Termin minął w sierpniu, ale nie wszyscy zdążyli wymienić skrzynki pocztowe.
Celem wymiany jest dostosowanie skrzynek do potrzeb wszystkich operatorów pocztowych. Do nowych można wrzucać przesyłki bez konieczności ich otwierania, co pozwala na doręczanie listów nie tylko przez Pocztę Polską.
Nie wszystkie administracje budynków zdążyły przeprowadzić tę operację.
- Mamy podpisaną umowę z wyłonioną w drodze przetargu firmą z Lublina, ale z uwagi na natłok zamówień przyjęliśmy opcję przedłużenia wykonania zamówienia o miesiąc - informuje Jerzy Nizioł, prezes Spółdzielni Mieszkaniowej im. Waleriana Łukasińskiego w Zamościu.

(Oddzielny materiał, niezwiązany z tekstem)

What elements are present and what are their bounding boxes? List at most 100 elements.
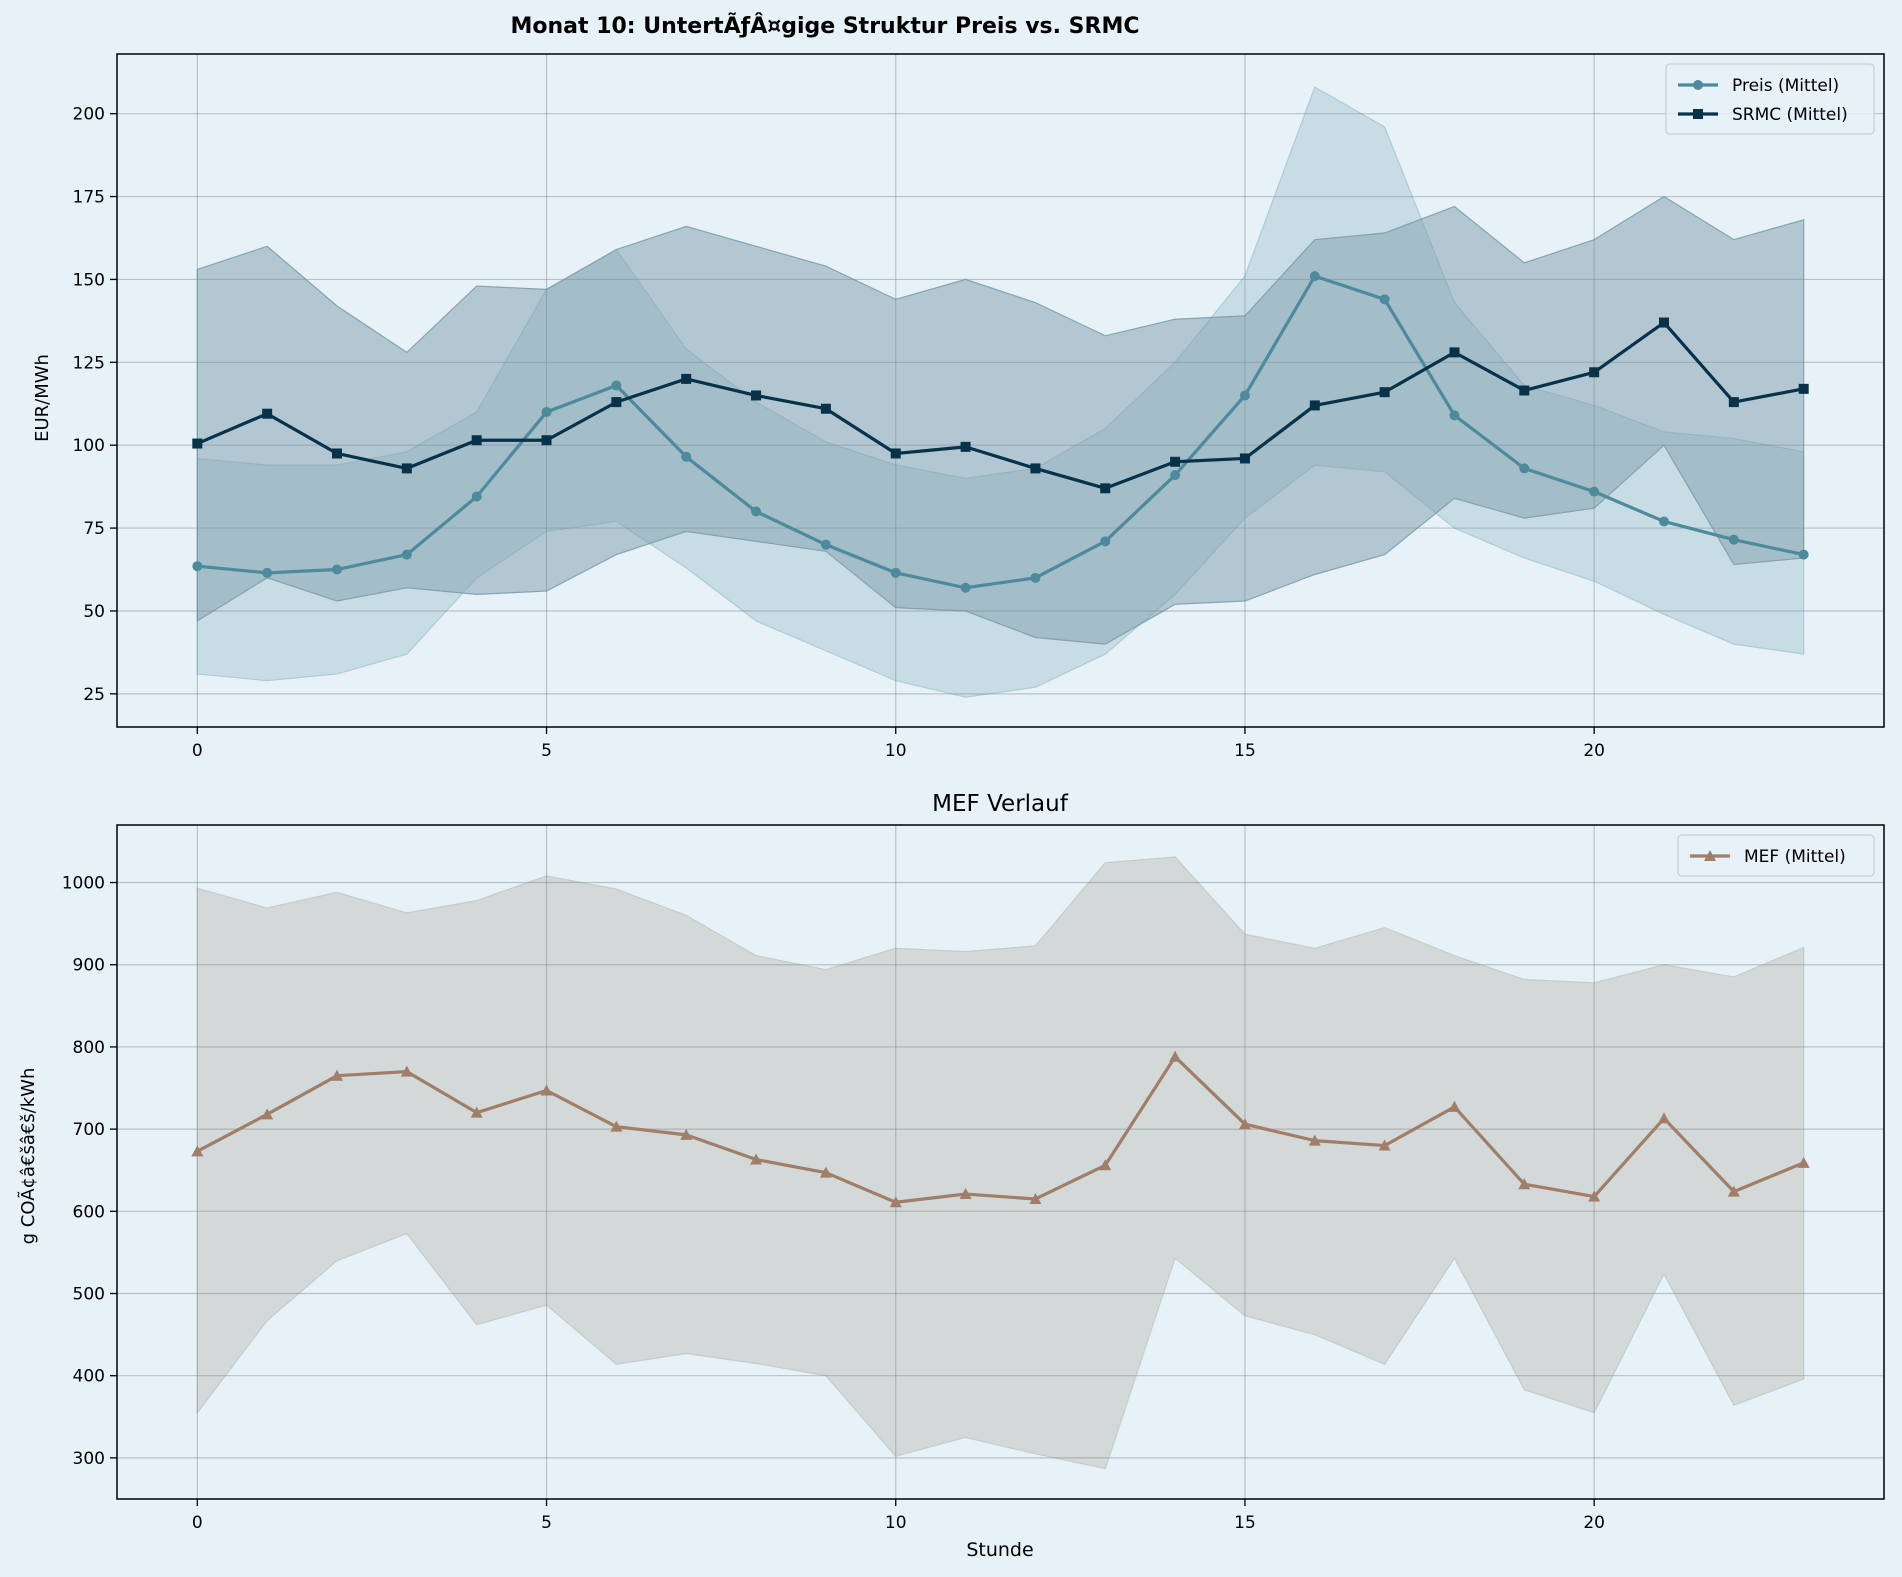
bottom-legend-marker-1 bbox=[1704, 850, 1716, 861]
top-series-1-point bbox=[332, 564, 343, 575]
bottom-series-1-point bbox=[1029, 1192, 1042, 1204]
bottom-series-1-point bbox=[680, 1128, 693, 1140]
top-series-line-2 bbox=[196, 320, 1804, 490]
top-series-2-point bbox=[262, 408, 273, 419]
top-axes-frame bbox=[116, 53, 1885, 728]
bottom-y-axis-label: g COÃ¢â€šâ€š/kWh bbox=[17, 1068, 39, 1245]
bottom-series-1-point bbox=[889, 1196, 902, 1208]
bottom-series-1-point bbox=[1657, 1112, 1670, 1124]
bottom-series-1-point bbox=[1378, 1139, 1391, 1151]
top-series-2-point bbox=[541, 435, 552, 446]
top-series-1-point bbox=[1728, 534, 1739, 545]
top-series-1-point bbox=[1449, 410, 1460, 421]
top-series-2-point bbox=[192, 438, 203, 449]
top-x-tick-label: 5 bbox=[541, 741, 552, 761]
top-series-1-point bbox=[1798, 549, 1809, 560]
top-series-2-point bbox=[471, 435, 482, 446]
top-series-1-point bbox=[611, 380, 622, 391]
bottom-series-1-point bbox=[750, 1153, 763, 1165]
bottom-x-tick-label: 20 bbox=[1583, 1513, 1605, 1533]
top-series-1-point bbox=[960, 582, 971, 593]
top-y-axis-label: EUR/MWh bbox=[32, 354, 53, 442]
top-series-2-point bbox=[681, 373, 692, 384]
top-legend-marker-1 bbox=[1693, 80, 1703, 90]
bottom-x-tick-label: 5 bbox=[541, 1513, 552, 1533]
top-series-1-point bbox=[1309, 271, 1320, 282]
top-legend-label-2: SRMC (Mittel) bbox=[1732, 105, 1848, 125]
top-series-2-point bbox=[890, 448, 901, 459]
top-series-2-point bbox=[1589, 367, 1600, 378]
top-x-tick-label: 20 bbox=[1583, 741, 1605, 761]
top-legend-marker-2 bbox=[1693, 109, 1703, 119]
top-chart-title: Monat 10: UntertÃƒÂ¤gige Struktur Preis … bbox=[511, 13, 1140, 39]
bottom-y-tick-label: 1000 bbox=[62, 874, 105, 894]
bottom-series-1-point bbox=[1308, 1134, 1321, 1146]
bottom-series-1-point bbox=[1099, 1159, 1112, 1171]
bottom-panel: MEF Verlauf g COÃ¢â€šâ€š/kWh Stunde 0 5 10… bbox=[17, 791, 1885, 1561]
top-series-1-point bbox=[1100, 536, 1111, 547]
top-series-1-point bbox=[820, 539, 831, 550]
top-series-2-point bbox=[1658, 317, 1669, 328]
bottom-y-tick-label: 400 bbox=[73, 1367, 105, 1387]
top-panel: Monat 10: UntertÃƒÂ¤gige Struktur Preis … bbox=[32, 13, 1885, 761]
bottom-series-line-1 bbox=[196, 1055, 1805, 1204]
top-series-2-point bbox=[1100, 483, 1111, 494]
bottom-series-1-point bbox=[540, 1084, 553, 1096]
bottom-series-1-point bbox=[400, 1065, 413, 1077]
bottom-series-1-point bbox=[261, 1108, 274, 1120]
top-series-2-point bbox=[1309, 400, 1320, 411]
bottom-y-tick-label: 800 bbox=[73, 1038, 105, 1058]
top-series-2-point bbox=[820, 403, 831, 414]
bottom-series-1-point bbox=[1797, 1156, 1810, 1168]
top-series-2-point bbox=[960, 441, 971, 452]
bottom-legend-box bbox=[1677, 834, 1875, 877]
top-series-1-point bbox=[751, 506, 762, 517]
bottom-series-1-point bbox=[1727, 1185, 1740, 1197]
bottom-y-tick-label: 500 bbox=[73, 1285, 105, 1305]
top-y-tick-label: 175 bbox=[73, 188, 105, 208]
top-series-1-point bbox=[1519, 463, 1530, 474]
top-legend-label-1: Preis (Mittel) bbox=[1732, 76, 1839, 96]
top-y-tick-label: 125 bbox=[73, 353, 105, 373]
top-x-tick-label: 15 bbox=[1234, 741, 1256, 761]
top-series-1-point bbox=[681, 451, 692, 462]
top-series-1-point bbox=[401, 549, 412, 560]
bottom-axes-frame bbox=[116, 824, 1885, 1500]
top-series-1-point bbox=[1589, 486, 1600, 497]
bottom-series-1-point bbox=[610, 1120, 623, 1132]
top-series-2-point bbox=[401, 463, 412, 474]
top-series-1-point bbox=[262, 567, 273, 578]
bottom-y-tick-label: 300 bbox=[73, 1449, 105, 1469]
bottom-legend: MEF (Mittel) bbox=[1677, 834, 1875, 877]
top-legend: Preis (Mittel) SRMC (Mittel) bbox=[1665, 63, 1875, 135]
top-series-2-point bbox=[332, 448, 343, 459]
bottom-x-tick-label: 10 bbox=[885, 1513, 907, 1533]
bottom-x-tick-label: 0 bbox=[192, 1513, 203, 1533]
top-series-1-point bbox=[890, 567, 901, 578]
top-series-2-point bbox=[1239, 453, 1250, 464]
top-y-tick-label: 150 bbox=[73, 270, 105, 290]
bottom-series-1-point bbox=[1518, 1178, 1531, 1190]
top-series-line-1 bbox=[197, 274, 1805, 590]
top-plot-area bbox=[117, 54, 1884, 727]
bottom-legend-label-1: MEF (Mittel) bbox=[1744, 847, 1846, 867]
top-y-tick-label: 200 bbox=[73, 105, 105, 125]
top-y-tick-label: 25 bbox=[83, 685, 105, 705]
top-series-1-point bbox=[1658, 516, 1669, 527]
bottom-series-1-point bbox=[1448, 1100, 1461, 1112]
top-series-1-point bbox=[1170, 470, 1181, 481]
top-series-1-point bbox=[1379, 294, 1390, 305]
bottom-series-1-point bbox=[470, 1106, 483, 1118]
top-x-tick-label: 10 bbox=[885, 741, 907, 761]
top-x-tick-label: 0 bbox=[192, 741, 203, 761]
bottom-series-1-point bbox=[331, 1069, 344, 1081]
top-series-2-point bbox=[611, 397, 622, 408]
bottom-x-tick-label: 15 bbox=[1234, 1513, 1256, 1533]
bottom-plot-area bbox=[117, 825, 1884, 1499]
top-range-band-2 bbox=[196, 195, 1805, 645]
bottom-series-1-point bbox=[959, 1188, 972, 1200]
bottom-y-tick-label: 600 bbox=[73, 1202, 105, 1222]
bottom-x-axis-label: Stunde bbox=[966, 1539, 1033, 1561]
top-series-1-point bbox=[192, 561, 203, 572]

Prezes zapewnia, że jeszcze w tym miesiącu w spółdzielczych blokach zawiśnie 4300 euroskrzynek. Koszty wymiany to ok. 180 tys. zł. Pieniądze na wymianę pochodzić będą z funduszu remontowego. Na euroskrzynki czekają też lokatorzy SM w Tomaszowie Lubelskim. - Wykonawca zwleka z montażem, dlatego naliczamy mu kary umowne - wyjaśnia prezes Ireneusz Myśliwiec.
Prawdopodobnie w poniedziałek przystąpią do dzieła. Do zamontowania jest 1800 skrzynek.
Bardzo dużo zamówień ma m.in. krakowska firma InPost Usługi Pocztowe.
- Według naszych szacunków, do tej pory w całym kraju wymieniono nie więcej niż połowę skrzynek - mówi Wojciech Mysłowski. - Lepsza sytuacja jest w dużych spółdzielniach w większych aglomeracjach.
Według naszego rozmówcy, kompleksowa wymiana może zakończyć się w całym kraju najwcześniej za półtora roku.
Nowe skrzynki wiszą już m.in. na terenie SM im. Jana Zamoyskiego w Zamościu i SM "Łada” w Biłgoraju.
- Są bardziej estetyczne i funkcjonalne - uważa Agnieszka Wójcik z Zamościa.
Ale nie wszystkim się podobają.
- Niektórzy lokatorzy skarżą się na otwory wrzutowe, które są na tyle duże, że postronna osoba może wyciągnąć korespondencję - mówi Elżbieta Mroczkowska, rzecznik prasowy lubelskiego oddziału Poczty Polskiej.
Termin wymiany skrzynek minął 24 sierpnia, ale wydaje się, że nikomu to nie przeszkadza. - Do tej pory nie dotarły do nas żadne skargi ze strony innych operatorów pocztowych w związku z niedotrzymaniem terminu - informuje Aneta Sternik z Urzędu Ochrony Konkurencji i Konsumentów.